Pareto front of the boolean function 0xF7. (A–C) Three exemplary structures of the Boolean function 0xF7. In particular, structure 4 in (A), structure 8 in (B) and structure 9 in (C). (D–F) The Pareto fronts of the structures presented in (A–C), where (D) presents the one of structure 4, (E) the one of structure 8, and (F) corresponds to structure 9, respectively. Normalized with respect to the optimum in each dimension, the Pareto fronts (D–F) exhibit different characteristics with the discontinuities and nonmonotonicity resulting from discrete gate assignment and stochastic optimization. (D) Combines high functional performance with moderate energy requirements while (E) allows the highest energy efficiency still preserving a moderate functional performance. The Pareto front of structure 9 [see Figure (F)] exhibits a near linear relationship between functionality and energy efficiency, with an inferior overall performance. (G) We here illustrate the Pareto fronts of all the structures of 0xF7 jointly to emphasize comparability among them.

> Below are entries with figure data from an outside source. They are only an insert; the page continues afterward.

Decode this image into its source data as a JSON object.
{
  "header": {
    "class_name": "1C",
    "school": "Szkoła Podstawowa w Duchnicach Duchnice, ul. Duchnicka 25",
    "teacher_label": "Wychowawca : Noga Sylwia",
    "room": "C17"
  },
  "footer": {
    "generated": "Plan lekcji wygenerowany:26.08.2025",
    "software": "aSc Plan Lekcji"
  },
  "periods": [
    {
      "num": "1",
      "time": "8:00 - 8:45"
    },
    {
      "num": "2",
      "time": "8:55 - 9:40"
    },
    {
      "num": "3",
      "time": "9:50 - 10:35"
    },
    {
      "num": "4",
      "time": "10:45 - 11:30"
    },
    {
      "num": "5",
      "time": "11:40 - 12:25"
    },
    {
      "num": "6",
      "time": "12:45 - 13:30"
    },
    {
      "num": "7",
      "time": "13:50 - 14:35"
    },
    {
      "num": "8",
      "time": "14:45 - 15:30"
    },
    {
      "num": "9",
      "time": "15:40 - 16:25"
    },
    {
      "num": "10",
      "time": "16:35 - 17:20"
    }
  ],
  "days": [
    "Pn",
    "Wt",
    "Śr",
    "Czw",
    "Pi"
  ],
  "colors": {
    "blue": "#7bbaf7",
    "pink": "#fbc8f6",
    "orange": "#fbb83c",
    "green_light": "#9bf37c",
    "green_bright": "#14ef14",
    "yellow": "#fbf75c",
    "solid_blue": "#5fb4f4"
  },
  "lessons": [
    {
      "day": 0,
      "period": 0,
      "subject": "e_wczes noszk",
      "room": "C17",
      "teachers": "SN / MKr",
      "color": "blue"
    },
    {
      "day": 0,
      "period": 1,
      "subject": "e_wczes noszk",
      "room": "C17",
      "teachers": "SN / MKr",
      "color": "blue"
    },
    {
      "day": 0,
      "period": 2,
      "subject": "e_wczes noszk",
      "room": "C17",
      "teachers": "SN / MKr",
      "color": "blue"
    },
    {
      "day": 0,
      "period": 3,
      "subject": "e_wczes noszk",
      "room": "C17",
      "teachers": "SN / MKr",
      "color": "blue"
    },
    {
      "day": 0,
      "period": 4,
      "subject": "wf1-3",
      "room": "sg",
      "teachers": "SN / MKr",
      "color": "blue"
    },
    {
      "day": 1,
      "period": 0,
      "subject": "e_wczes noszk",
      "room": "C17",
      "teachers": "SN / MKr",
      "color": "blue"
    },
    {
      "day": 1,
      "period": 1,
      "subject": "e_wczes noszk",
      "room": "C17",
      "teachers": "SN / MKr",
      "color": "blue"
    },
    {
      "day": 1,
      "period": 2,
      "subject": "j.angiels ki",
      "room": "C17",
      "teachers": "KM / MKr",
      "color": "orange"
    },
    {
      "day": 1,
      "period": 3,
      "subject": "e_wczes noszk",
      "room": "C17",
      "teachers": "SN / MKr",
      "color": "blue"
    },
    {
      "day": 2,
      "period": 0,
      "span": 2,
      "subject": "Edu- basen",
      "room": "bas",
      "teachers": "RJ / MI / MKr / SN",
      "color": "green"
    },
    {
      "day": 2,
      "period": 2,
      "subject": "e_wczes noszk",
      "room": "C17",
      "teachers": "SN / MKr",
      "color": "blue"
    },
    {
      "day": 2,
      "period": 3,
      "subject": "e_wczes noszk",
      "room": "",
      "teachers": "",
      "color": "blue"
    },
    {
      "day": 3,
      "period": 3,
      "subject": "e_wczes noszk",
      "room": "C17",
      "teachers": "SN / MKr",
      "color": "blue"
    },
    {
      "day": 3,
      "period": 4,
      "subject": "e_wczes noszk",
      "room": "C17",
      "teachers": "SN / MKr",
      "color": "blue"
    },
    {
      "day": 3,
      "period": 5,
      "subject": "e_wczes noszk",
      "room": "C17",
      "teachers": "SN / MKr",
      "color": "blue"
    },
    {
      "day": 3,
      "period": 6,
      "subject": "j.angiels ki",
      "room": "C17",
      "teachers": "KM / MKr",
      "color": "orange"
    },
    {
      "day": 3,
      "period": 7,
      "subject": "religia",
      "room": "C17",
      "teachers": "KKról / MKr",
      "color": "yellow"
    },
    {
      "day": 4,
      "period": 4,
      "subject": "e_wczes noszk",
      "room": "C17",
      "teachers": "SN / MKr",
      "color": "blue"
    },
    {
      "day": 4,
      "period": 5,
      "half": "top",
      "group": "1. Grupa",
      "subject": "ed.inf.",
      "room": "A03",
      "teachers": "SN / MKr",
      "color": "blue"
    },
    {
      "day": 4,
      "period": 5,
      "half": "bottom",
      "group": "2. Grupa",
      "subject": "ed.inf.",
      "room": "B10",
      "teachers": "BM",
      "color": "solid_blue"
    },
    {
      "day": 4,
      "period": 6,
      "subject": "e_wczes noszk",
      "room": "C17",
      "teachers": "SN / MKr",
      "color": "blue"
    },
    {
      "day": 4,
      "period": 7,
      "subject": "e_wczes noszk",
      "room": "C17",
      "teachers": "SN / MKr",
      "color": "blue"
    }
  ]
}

Highlighting the Pareto fronts presented in (D–F) by bold lines, their relationship to one another gets obvious. In addition, one observes that the Pareto front of structure 9 is inferior to others for any configuration. Figure (H) visualizes this quantitatively by presenting the dominance among Pareto fronts. In detail, the rows indicate the structure corresponding to the Pareto front dominating the respective Pareto front denoted in the column. This comparison emphasizes the dominating behavior of structures 4, 8, and 10 over the others with respect to both optimization goals.